IANS/Mumbai

 

Shiv Sena chief Uddhav Thackeray yesterday rejected the Bharatiya Janata Party’s demand to contest 135 seats in the Maharashtra assembly elections, aggravating the seat-sharing crisis between the allies.

Toughening his stance, Thackeray hinted at the possibility of snapping the alliance with the BJP and contesting the elections on its own, saying “there is an alternative to everything.”

“The BJP offered a proposal to contest 135 seats and I have rejected it... There is an alternative to everything... I have made it clear that we cannot go beyond a point,” a grim Thackeray said.

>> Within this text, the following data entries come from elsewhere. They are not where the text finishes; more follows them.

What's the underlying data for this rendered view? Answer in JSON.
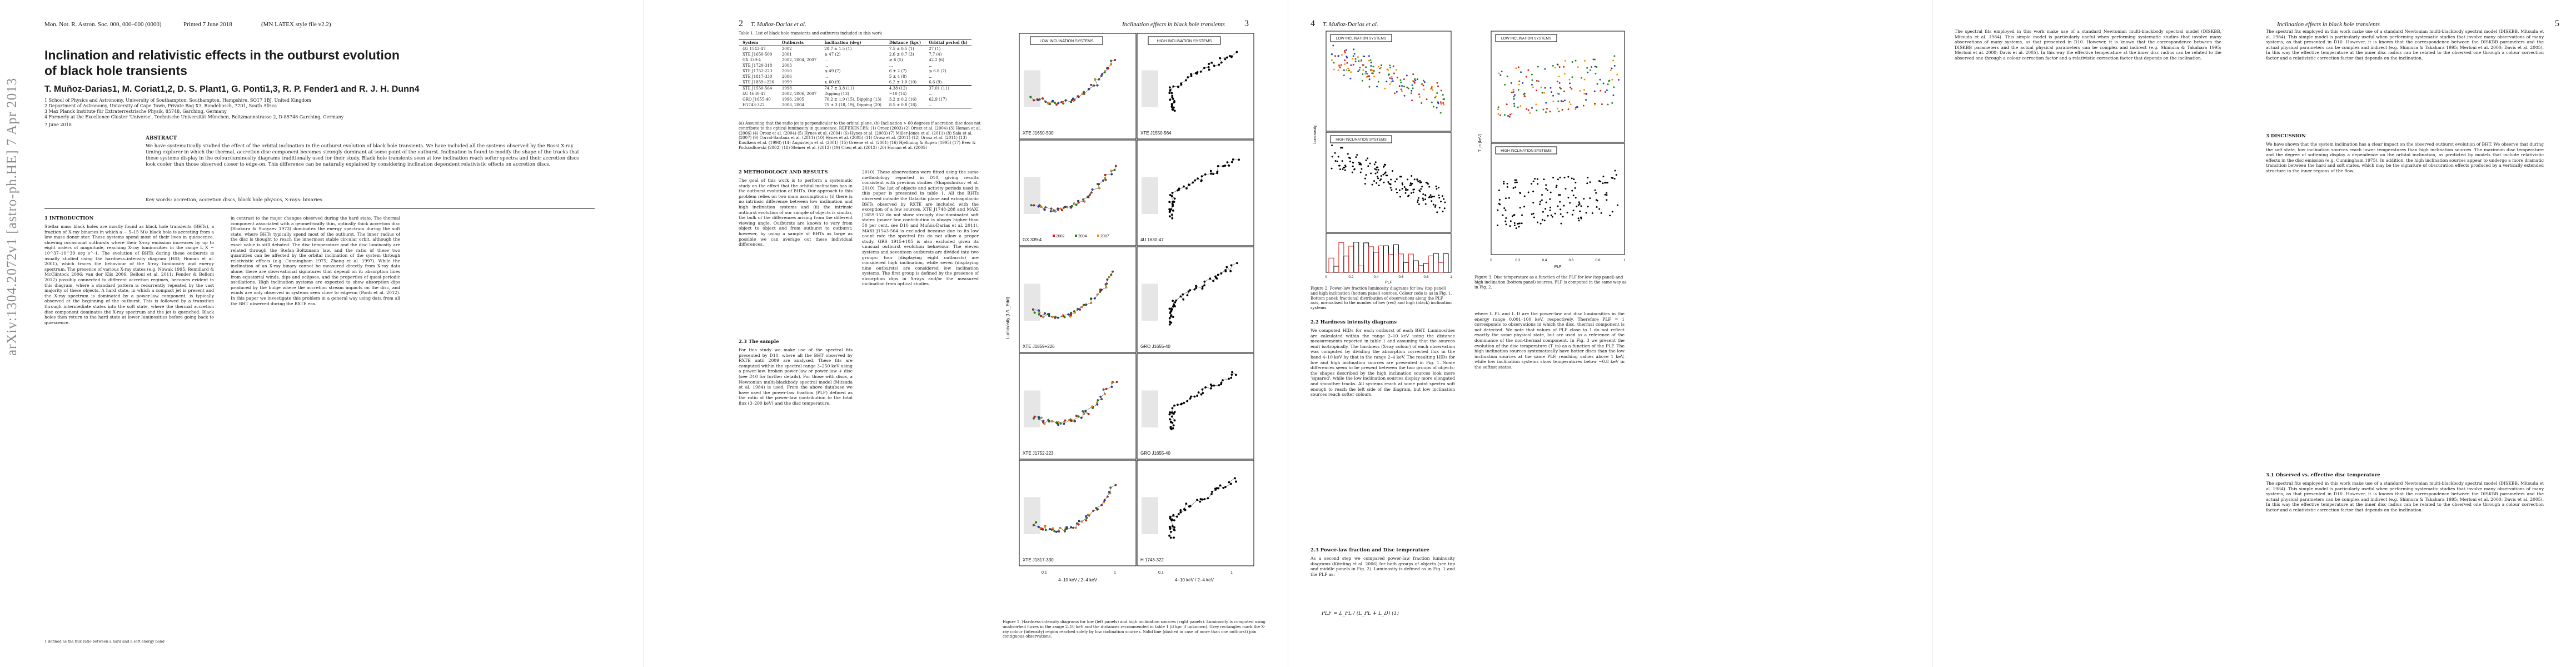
{
  "arxiv_stamp": "arXiv:1304.2072v1  [astro-ph.HE]  7 Apr 2013",
  "page1": {
    "header_left": "Mon. Not. R. Astron. Soc. 000, 000–000 (0000)",
    "header_printed": "Printed 7 June 2018",
    "header_right": "(MN LATEX style file v2.2)",
    "title": "Inclination and relativistic effects in the outburst evolution of black hole transients",
    "authors": "T. Muñoz-Darias1, M. Coriat1,2, D. S. Plant1, G. Ponti1,3, R. P. Fender1 and R. J. H. Dunn4",
    "affiliations": [
      "1 School of Physics and Astronomy, University of Southampton, Southampton, Hampshire, SO17 1BJ, United Kingdom",
      "2 Department of Astronomy, University of Cape Town, Private Bag X3, Rondebosch, 7701, South Africa",
      "3 Max Planck Institute für Extraterrestrische Physik, 85748, Garching, Germany",
      "4 Formerly at the Excellence Cluster 'Universe', Technische Universität München, Boltzmannstrasse 2, D-85748 Garching, Germany"
    ],
    "date": "7 June 2018",
    "abstract_heading": "ABSTRACT",
    "abstract": "We have systematically studied the effect of the orbital inclination in the outburst evolution of black hole transients. We have included all the systems observed by the Rossi X-ray timing explorer in which the thermal, accretion disc component becomes strongly dominant at some point of the outburst. Inclination is found to modify the shape of the tracks that these systems display in the colour/luminosity diagrams traditionally used for their study. Black hole transients seen at low inclination reach softer spectra and their accretion discs look cooler than those observed closer to edge-on. This difference can be naturally explained by considering inclination dependent relativistic effects on accretion discs.",
    "keywords": "Key words: accretion, accretion discs, black hole physics, X-rays: binaries",
    "intro_heading": "1 INTRODUCTION",
    "col1": "Stellar mass black holes are mostly found as black hole transients (BHTs), a fraction of X-ray binaries in which a ~ 5–15 M⊙ black hole is accreting from a low mass donor star. These systems spend most of their lives in quiescence, showing occasional outbursts where their X-ray emission increases by up to eight orders of magnitude, reaching X-ray luminosities in the range L_X ~ 10^37–10^39 erg s^-1. The evolution of BHTs during these outbursts is usually studied using the hardness–intensity diagram (HID; Homan et al. 2001), which traces the behaviour of the X-ray luminosity and energy spectrum. The presence of various X-ray states (e.g. Nowak 1995; Remillard & McClintock 2006; van der Klis 2006; Belloni et al. 2011; Fender & Belloni 2012) possibly connected to different accretion regimes, becomes evident in this diagram, where a standard pattern is recurrently repeated by the vast majority of these objects. A hard state, in which a compact jet is present and the X-ray spectrum is dominated by a power-law component, is typically observed at the beginning of the outburst. This is followed by a transition through intermediate states into the soft state, where the thermal accretion disc component dominates the X-ray spectrum and the jet is quenched. Black holes then return to the hard state at lower luminosities before going back to quiescence.",
    "col2": "in contrast to the major changes observed during the hard state. The thermal component associated with a geometrically thin, optically thick accretion disc (Shakura & Sunyaev 1973) dominates the energy spectrum during the soft state, where BHTs typically spend most of the outburst. The inner radius of the disc is thought to reach the innermost stable circular orbit, although the exact value is still debated. The disc temperature and the disc luminosity are related through the Stefan–Boltzmann law, and the ratio of these two quantities can be affected by the orbital inclination of the system through relativistic effects (e.g. Cunningham 1975; Zhang et al. 1997). While the inclination of an X-ray binary cannot be measured directly from X-ray data alone, there are observational signatures that depend on it: absorption lines from equatorial winds, dips and eclipses, and the properties of quasi-periodic oscillations. High inclination systems are expected to show absorption dips produced by the bulge where the accretion stream impacts on the disc, and winds are only observed in systems seen close to edge-on (Ponti et al. 2012). In this paper we investigate this problem in a general way using data from all the BHT observed during the RXTE era.",
    "footnote": "1 defined as the flux ratio between a hard and a soft energy band"
  },
  "page2": {
    "header_author": "T. Muñoz-Darias et al.",
    "header_title": "Inclination effects in black hole transients",
    "page_left": "2",
    "page_right": "3",
    "table_caption": "Table 1. List of black hole transients and outbursts included in this work",
    "table_headers": [
      "System",
      "Outbursts",
      "Inclination (deg)",
      "Distance (kpc)",
      "Orbital period (h)"
    ],
    "table_low": [
      [
        "4U 1543-47",
        "2002",
        "20.7 ± 1.5 (1)",
        "7.5 ± 0.5 (1)",
        "27 (1)"
      ],
      [
        "XTE J1650-500",
        "2001",
        "≳ 47 (2)",
        "2.6 ± 0.7 (3)",
        "7.7 (4)"
      ],
      [
        "GX 339-4",
        "2002, 2004, 2007",
        "...",
        "≳ 6 (5)",
        "42.2 (6)"
      ],
      [
        "XTE J1720-318",
        "2003",
        "...",
        "...",
        "..."
      ],
      [
        "XTE J1752-223",
        "2010",
        "≲ 49 (7)",
        "6 ± 2 (7)",
        "≲ 6.8 (7)"
      ],
      [
        "XTE J1817-330",
        "2006",
        "...",
        "5 ± 4 (8)",
        "..."
      ],
      [
        "XTE J1859+226",
        "1999",
        "≳ 60 (9)",
        "6.2 ± 1.0 (10)",
        "6.6 (9)"
      ]
    ],
    "table_high": [
      [
        "XTE J1550-564",
        "1998",
        "74.7 ± 3.8 (11)",
        "4.38 (12)",
        "37.01 (11)"
      ],
      [
        "4U 1630-47",
        "2002, 2006, 2007",
        "Dipping (13)",
        "~10 (14)",
        "..."
      ],
      [
        "GRO J1655-40",
        "1996, 2005",
        "70.2 ± 1.9 (15), Dipping (13)",
        "3.2 ± 0.2 (16)",
        "62.9 (17)"
      ],
      [
        "H1743-322",
        "2003, 2004",
        "75 ± 3 (18, 19), Dipping (20)",
        "8.5 ± 0.8 (18)",
        "..."
      ]
    ],
    "table_notes": "(a) Assuming that the radio jet is perpendicular to the orbital plane. (b) Inclination > 60 degrees if accretion disc does not contribute to the optical luminosity in quiescence. REFERENCES: (1) Orosz (2003) (2) Orosz et al. (2004) (3) Homan et al. (2006) (4) Orosz et al. (2004) (5) Hynes et al. (2004) (6) Hynes et al. (2003) (7) Miller-Jones et al. (2011) (8) Sala et al. (2007) (9) Corral-Santana et al. (2011) (10) Hynes et al. (2005) (11) Orosz et al. (2011) (12) Orosz et al. (2011) (13) Kuulkers et al. (1998) (14) Augusteijn et al. (2001) (15) Greene et al. (2001) (16) Hjellming & Rupen (1995) (17) Beer & Podsiadlowski (2002) (18) Steiner et al. (2012) (19) Chen et al. (2012) (20) Homan et al. (2005)",
    "sec2_heading": "2 METHODOLOGY AND RESULTS",
    "sec2_col1": "The goal of this work is to perform a systematic study on the effect that the orbital inclination has in the outburst evolution of BHTs. Our approach to this problem relies on two main assumptions: (i) there is no intrinsic difference between low inclination and high inclination systems and (ii) the intrinsic outburst evolution of our sample of objects is similar, the bulk of the differences arising from the different viewing angle. Outbursts are known to vary from object to object and from outburst to outburst; however, by using a sample of BHTs as large as possible we can average out these individual differences.",
    "sec23_heading": "2.3 The sample",
    "sec23_col1": "For this study we make use of the spectral fits presented by D10, where all the BHT observed by RXTE until 2009 are analysed. These fits are computed within the spectral range 3–250 keV using a power-law, broken power-law or power-law + disc (see D10 for further details). For those with discs, a Newtonian multi-blackbody spectral model (Mitsuda et al. 1984) is used. From the above database we have used the power-law fraction (PLF) defined as the ratio of the power-law contribution to the total flux (3–200 keV) and the disc temperature.",
    "sec2_col2": "2010). These observations were fitted using the same methodology reported in D10, giving results consistent with previous studies (Shaposhnikov et al. 2010). The list of objects and activity periods used in this paper is presented in table 1. All the BHTs observed outside the Galactic plane and extragalactic BHTs observed by RXTE are included with the exception of a few sources. XTE J1748-288 and MAXI J1659-152 do not show strongly disc-dominated soft states (power law contribution is always higher than 50 per cent, see D10 and Muñoz-Darias et al. 2011). MAXI J1543-564 is excluded because due to its low count rate the spectral fits do not allow a proper study. GRS 1915+105 is also excluded given its unusual outburst evolution behaviour. The eleven systems and seventeen outbursts are divided into two groups: four (displaying eight outbursts) are considered high inclination, while seven (displaying nine outbursts) are considered low inclination systems. The first group is defined by the presence of absorption dips in X-rays and/or the measured inclination from optical studies.",
    "fig1_caption": "Figure 1. Hardness-intensity diagrams for low (left panels) and high inclination sources (right panels). Luminosity is computed using unabsorbed fluxes in the range 2–10 keV and the distances recommended in table 1 (if kpc if unknown). Grey rectangles mark the X-ray colour (intensity) region reached solely by low inclination sources. Solid line (dashed in case of more than one outburst) join contiguous observations."
  },
  "figure1": {
    "low_label": "LOW INCLINATION SYSTEMS",
    "high_label": "HIGH INCLINATION SYSTEMS",
    "xlabel": "4–10 keV / 2–4 keV",
    "ylabel": "Luminosity (L/L_Edd)",
    "panels": [
      {
        "low": "XTE J1650-500",
        "high": "XTE J1550-564"
      },
      {
        "low": "GX 339-4",
        "high": "4U 1630-47"
      },
      {
        "low": "XTE J1859+226",
        "high": "GRO J1655-40"
      },
      {
        "low": "XTE J1752-223",
        "high": "GRO J1655-40"
      },
      {
        "low": "XTE J1817-330",
        "high": "H 1743-322"
      }
    ],
    "outburst_legend": [
      "2002",
      "2004",
      "2007"
    ],
    "xticks": [
      "0.1",
      "1",
      "0.1",
      "1"
    ]
  },
  "page3": {
    "header_author": "T. Muñoz-Darias et al.",
    "header_title": "Inclination effects in black hole transients",
    "page_left": "4",
    "page_right": "5",
    "fig2_low_label": "LOW INCLINATION SYSTEMS",
    "fig2_high_label": "HIGH INCLINATION SYSTEMS",
    "fig2_caption": "Figure 2. Power-law fraction luminosity diagrams for low (top panel) and high inclination (bottom panel) sources. Colour code is as in Fig. 1. Bottom panel: fractional distribution of observations along the PLF axis, normalised to the number of low (red) and high (black) inclination systems.",
    "fig3_caption": "Figure 3. Disc temperature as a function of the PLF for low (top panel) and high inclination (bottom panel) sources. PLF is computed in the same way as in Fig. 2.",
    "sec22_heading": "2.2 Hardness intensity diagrams",
    "sec22_col1": "We computed HIDs for each outburst of each BHT. Luminosities are calculated within the range 2–10 keV using the distance measurements reported in table 1 and assuming that the sources emit isotropically. The hardness (X-ray colour) of each observation was computed by dividing the absorption corrected flux in the band 4–10 keV by that in the range 2–4 keV. The resulting HIDs for low and high inclination sources are presented in Fig. 1. Some differences seem to be present between the two groups of objects: the shapes described by the high inclination sources look more 'squared', while the low inclination sources display more elongated and smoother tracks. All systems reach at some point spectra soft enough to reach the left side of the diagram, but low inclination sources reach softer colours.",
    "sec23b_heading": "2.3 Power-law fraction and Disc temperature",
    "sec23b_col1": "As a second step we compared power-law fraction luminosity diagrams (Körding et al. 2006) for both groups of objects (see top and middle panels in Fig. 2). Luminosity is defined as in Fig. 1 and the PLF as:",
    "equation": "PLF = L_PL / (L_PL + L_D)     (1)",
    "sec23b_col2": "where L_PL and L_D are the power-law and disc luminosities in the energy range 0.001–100 keV, respectively. Therefore PLF = 1 corresponds to observations in which the disc, thermal component is not detected. We note that values of PLF close to 1 do not reflect exactly the same physical state, but are used as a reference of the dominance of the non-thermal component. In Fig. 3 we present the evolution of the disc temperature (T_in) as a function of the PLF. The high inclination sources systematically have hotter discs than the low inclination sources at the same PLF, reaching values above 1 keV, while low inclination systems show temperatures below ~0.8 keV in the softest states.",
    "sec3_heading": "3 DISCUSSION",
    "sec3_col": "We have shown that the system inclination has a clear impact on the observed outburst evolution of BHT. We observe that during the soft state, low inclination sources reach lower temperatures than high inclination sources. The maximum disc temperature and the degree of softening display a dependence on the orbital inclination, as predicted by models that include relativistic effects in the disc emission (e.g. Cunningham 1975). In addition, the high inclination sources appear to undergo a more dramatic transition between the hard and soft states, which may be the signature of obscuration effects produced by a vertically extended structure in the inner regions of the flow.",
    "sec31_heading": "3.1 Observed vs. effective disc temperature",
    "sec31_col": "The spectral fits employed in this work make use of a standard Newtonian multi-blackbody spectral model (DISKBB, Mitsuda et al. 1984). This simple model is particularly useful when performing systematic studies that involve many observations of many systems, as that presented in D10. However, it is known that the correspondence between the DISKBB parameters and the actual physical parameters can be complex and indirect (e.g. Shimura & Takahara 1995; Merloni et al. 2000; Davis et al. 2005). In this way the effective temperature at the inner disc radius can be related to the observed one through a colour correction factor and a relativistic correction factor that depends on the inclination."
  },
  "figure2": {
    "ylabel": "Luminosity",
    "xlabel": "PLF",
    "xticks": [
      "0",
      "0.2",
      "0.4",
      "0.6",
      "0.8",
      "1"
    ]
  },
  "figure3": {
    "ylabel": "T_in (keV)",
    "xlabel": "PLF",
    "xticks": [
      "0",
      "0.2",
      "0.4",
      "0.6",
      "0.8",
      "1"
    ]
  },
  "colors": {
    "low_series": [
      "#d21f1f",
      "#1b8a1b",
      "#ff8c00",
      "#1f3fbf"
    ],
    "high_series": [
      "#000000"
    ],
    "grey_region": "#e6e6e6"
  }
}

However, he said seat-sharing talks were still on and he would not say anything negative about the 25-year-old alliance until a final decision was reached ahead of the October 15 elections.

Thackeray’s assertion came in the wake of his statement two days ago that the next Maharashtra chief minister would be from his party if the Sena-BJP alliance bagged power.

Over the past one month, talks have been stuck over the number of seats to be contested by the BJP and the Shiv Sena.

In 2009, the Shiv Sena contested 169 seats and the BJP 119 in the 288-member assembly.

This time, buoyed by the Lok Sabha victory, the BJP demanded 144 seats before scaling it down to 135.

BJP spokesman Rajiv Pratap Rudy on Sunday said that after allotting 18 seats to smaller allies like the Republican Party of India (A) and Swabhimani Shetkari Sanghatana, the BJP-SS should contest 135 seats each.

Thackeray countered by saying that if the BJP feels the party with more elected legislators should get the post of chief minister, it should remember the late Bal Thackeray’s formula by which it was decided the Sena will contest 171 seats and the BJP 117. Meanwhile, the Shiv Sena criticised Maharashtra Chief Minister Prithviraj Chavan by saying that a clerk in the secretariat has more experience than him about governance.

The party slammed Chavan for his objection to Thackeray’s name being propped up for the post of chief minister on grounds that “he (Thackeray) lacks experience.”